Ulrich Kater actually wanted to give an outlook on the economy and capital markets that morning. But suddenly everything is different, there is a big question mark behind the Deka chief economist’s forecasts for 2022. The uncertainty is called Omikron, the latest variant of the coronavirus. “We have to wait until we know enough about the dangers of Omikron,” warns Kater, but at the same time speaks of “new terrible news from the virus front”.
Omicron may or may not be harmless. In the second case, Kater thought about the consequences for the economy and capital markets. If there were renewed large-scale contact restrictions in the next few weeks, the economy would “be thrown back to the beginning of the pandemic”.
Germany could then slide back into recession. In this case, Kater predicts a 1.1 percent drop in German economic output in 2022. In his main scenario, in which Omikron hardly touches the economic recovery, however, he assumes strong growth of 3.7 percent. An “Omikron recession” is clearly a risk scenario that would particularly impact in Germany because of the low vaccination rate.
Year-end standstill instead of year-end rally
The US economy considers Kater to be much more robust, even in the event of serious problems with Omikron. It would then still grow by 2.5 percent instead of 3.9 percent in his main scenario.
For the stock markets, an Omikron risk would be clearly negative in Kater’s assessment. “Instead of the year-end rally, we will then experience a year-end standstill.” Towards the end of the year there was even a threat of “significant price drops”. There could therefore be a correction in prices, but then with a slower recovery than in spring 2020. However: An omicron slump offers investors the “opportunity to build up positions”.
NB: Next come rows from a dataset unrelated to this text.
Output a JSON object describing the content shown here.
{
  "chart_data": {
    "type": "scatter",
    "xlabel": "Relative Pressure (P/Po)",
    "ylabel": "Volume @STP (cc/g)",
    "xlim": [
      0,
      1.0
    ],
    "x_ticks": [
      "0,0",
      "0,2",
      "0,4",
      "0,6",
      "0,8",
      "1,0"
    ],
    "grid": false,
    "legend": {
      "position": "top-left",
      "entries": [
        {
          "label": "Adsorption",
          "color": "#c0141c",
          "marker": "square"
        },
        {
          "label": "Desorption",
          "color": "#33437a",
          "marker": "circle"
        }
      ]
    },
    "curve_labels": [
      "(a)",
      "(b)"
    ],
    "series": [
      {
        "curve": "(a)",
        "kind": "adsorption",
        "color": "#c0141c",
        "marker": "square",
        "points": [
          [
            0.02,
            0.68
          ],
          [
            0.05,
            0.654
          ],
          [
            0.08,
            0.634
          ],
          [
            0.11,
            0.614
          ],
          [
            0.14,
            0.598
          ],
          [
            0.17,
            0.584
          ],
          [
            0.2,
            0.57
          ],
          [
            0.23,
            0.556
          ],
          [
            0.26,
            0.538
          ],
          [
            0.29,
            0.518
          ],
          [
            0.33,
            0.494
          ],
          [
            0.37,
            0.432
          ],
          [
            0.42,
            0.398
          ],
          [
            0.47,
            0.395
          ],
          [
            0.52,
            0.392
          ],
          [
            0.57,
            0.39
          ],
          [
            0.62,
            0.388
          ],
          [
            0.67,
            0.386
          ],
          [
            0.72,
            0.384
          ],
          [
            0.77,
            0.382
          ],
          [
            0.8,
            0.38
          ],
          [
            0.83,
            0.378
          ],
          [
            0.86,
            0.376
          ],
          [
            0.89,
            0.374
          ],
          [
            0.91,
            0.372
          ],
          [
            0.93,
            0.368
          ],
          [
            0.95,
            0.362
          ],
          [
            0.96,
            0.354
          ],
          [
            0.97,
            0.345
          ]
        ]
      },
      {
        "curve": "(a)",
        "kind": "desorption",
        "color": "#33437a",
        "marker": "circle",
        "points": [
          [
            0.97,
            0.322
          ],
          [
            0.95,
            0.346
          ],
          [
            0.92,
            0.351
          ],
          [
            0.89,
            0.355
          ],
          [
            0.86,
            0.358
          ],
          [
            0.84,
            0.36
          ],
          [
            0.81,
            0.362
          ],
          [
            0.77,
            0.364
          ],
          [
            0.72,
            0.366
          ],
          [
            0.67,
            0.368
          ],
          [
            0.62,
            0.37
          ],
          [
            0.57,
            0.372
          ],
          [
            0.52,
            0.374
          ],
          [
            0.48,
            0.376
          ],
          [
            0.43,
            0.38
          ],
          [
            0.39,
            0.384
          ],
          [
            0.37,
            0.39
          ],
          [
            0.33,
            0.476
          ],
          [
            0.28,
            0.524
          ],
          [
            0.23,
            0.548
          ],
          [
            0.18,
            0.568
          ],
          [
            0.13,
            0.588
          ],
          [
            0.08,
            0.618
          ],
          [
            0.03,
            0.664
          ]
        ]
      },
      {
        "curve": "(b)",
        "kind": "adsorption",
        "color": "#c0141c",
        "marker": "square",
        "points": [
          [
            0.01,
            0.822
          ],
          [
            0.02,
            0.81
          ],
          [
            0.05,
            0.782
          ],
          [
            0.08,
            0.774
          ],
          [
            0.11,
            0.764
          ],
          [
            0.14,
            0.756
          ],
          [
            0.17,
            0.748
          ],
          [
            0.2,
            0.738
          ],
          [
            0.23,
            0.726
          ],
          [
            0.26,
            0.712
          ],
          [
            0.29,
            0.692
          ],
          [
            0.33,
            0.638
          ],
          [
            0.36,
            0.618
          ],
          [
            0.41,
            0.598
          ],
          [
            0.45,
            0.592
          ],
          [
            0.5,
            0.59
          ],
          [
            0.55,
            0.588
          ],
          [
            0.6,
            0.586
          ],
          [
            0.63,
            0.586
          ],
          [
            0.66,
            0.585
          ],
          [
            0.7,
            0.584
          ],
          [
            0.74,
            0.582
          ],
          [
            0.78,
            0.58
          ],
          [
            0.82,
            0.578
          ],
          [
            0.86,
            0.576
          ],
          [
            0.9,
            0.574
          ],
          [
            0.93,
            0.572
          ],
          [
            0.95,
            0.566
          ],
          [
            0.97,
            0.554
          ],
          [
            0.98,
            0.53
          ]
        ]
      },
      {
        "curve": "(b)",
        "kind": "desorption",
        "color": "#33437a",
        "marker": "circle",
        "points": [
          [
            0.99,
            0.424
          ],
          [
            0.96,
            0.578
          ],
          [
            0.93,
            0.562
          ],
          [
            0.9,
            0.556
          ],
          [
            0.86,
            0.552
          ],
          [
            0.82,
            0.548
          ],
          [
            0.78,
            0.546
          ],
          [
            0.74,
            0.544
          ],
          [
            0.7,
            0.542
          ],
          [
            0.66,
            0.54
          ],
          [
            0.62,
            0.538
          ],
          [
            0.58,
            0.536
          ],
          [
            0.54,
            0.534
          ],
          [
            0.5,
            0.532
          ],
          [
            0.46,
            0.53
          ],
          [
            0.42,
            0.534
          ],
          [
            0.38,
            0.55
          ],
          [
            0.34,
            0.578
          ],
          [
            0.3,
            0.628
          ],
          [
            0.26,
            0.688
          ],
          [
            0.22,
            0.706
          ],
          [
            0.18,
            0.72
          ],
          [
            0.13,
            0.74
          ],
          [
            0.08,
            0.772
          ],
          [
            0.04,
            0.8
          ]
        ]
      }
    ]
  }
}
However, the fact that the central banks tighten monetary policy less quickly than previously expected could also have a supportive effect on the stock markets – or the tightening programs would even be stopped immediately. According to Kater, the interest rate level would then remain at the current level. However, yields on the bond market have already fallen recently. Ten-year federal bonds are currently yielding minus 0.35 percent, at the beginning of the month it was still minus 0.11 percent. A sign of declining rate hike fantasies.
Impact is difficult to quantify
US Federal Reserve President Jerome Powell already hinted at less tightening on Monday. “The recent increase in Covid-19 cases and the appearance of the Omikron variant pose downside risks to employment and economic activity and increase uncertainty for inflation,” said the Fed chief. “Greater concern about the virus could reduce people’s willingness to work in person, which would slow progress in the labor market and exacerbate disruptions in the supply chain.”
According to Kater, it is currently difficult to quantify what impact an omicron crisis would have on inflation. Should there be another kind of lockdown and production restricted, this would exacerbate the tension in the supply chains. The consequence would be rising prices. At the same time, energy prices have already “shrunk back significantly”. In the case of restrictions on public life and industrial production, this would increase further, as the recent collapse in the oil price already shows.
The article first appeared at Capital.de.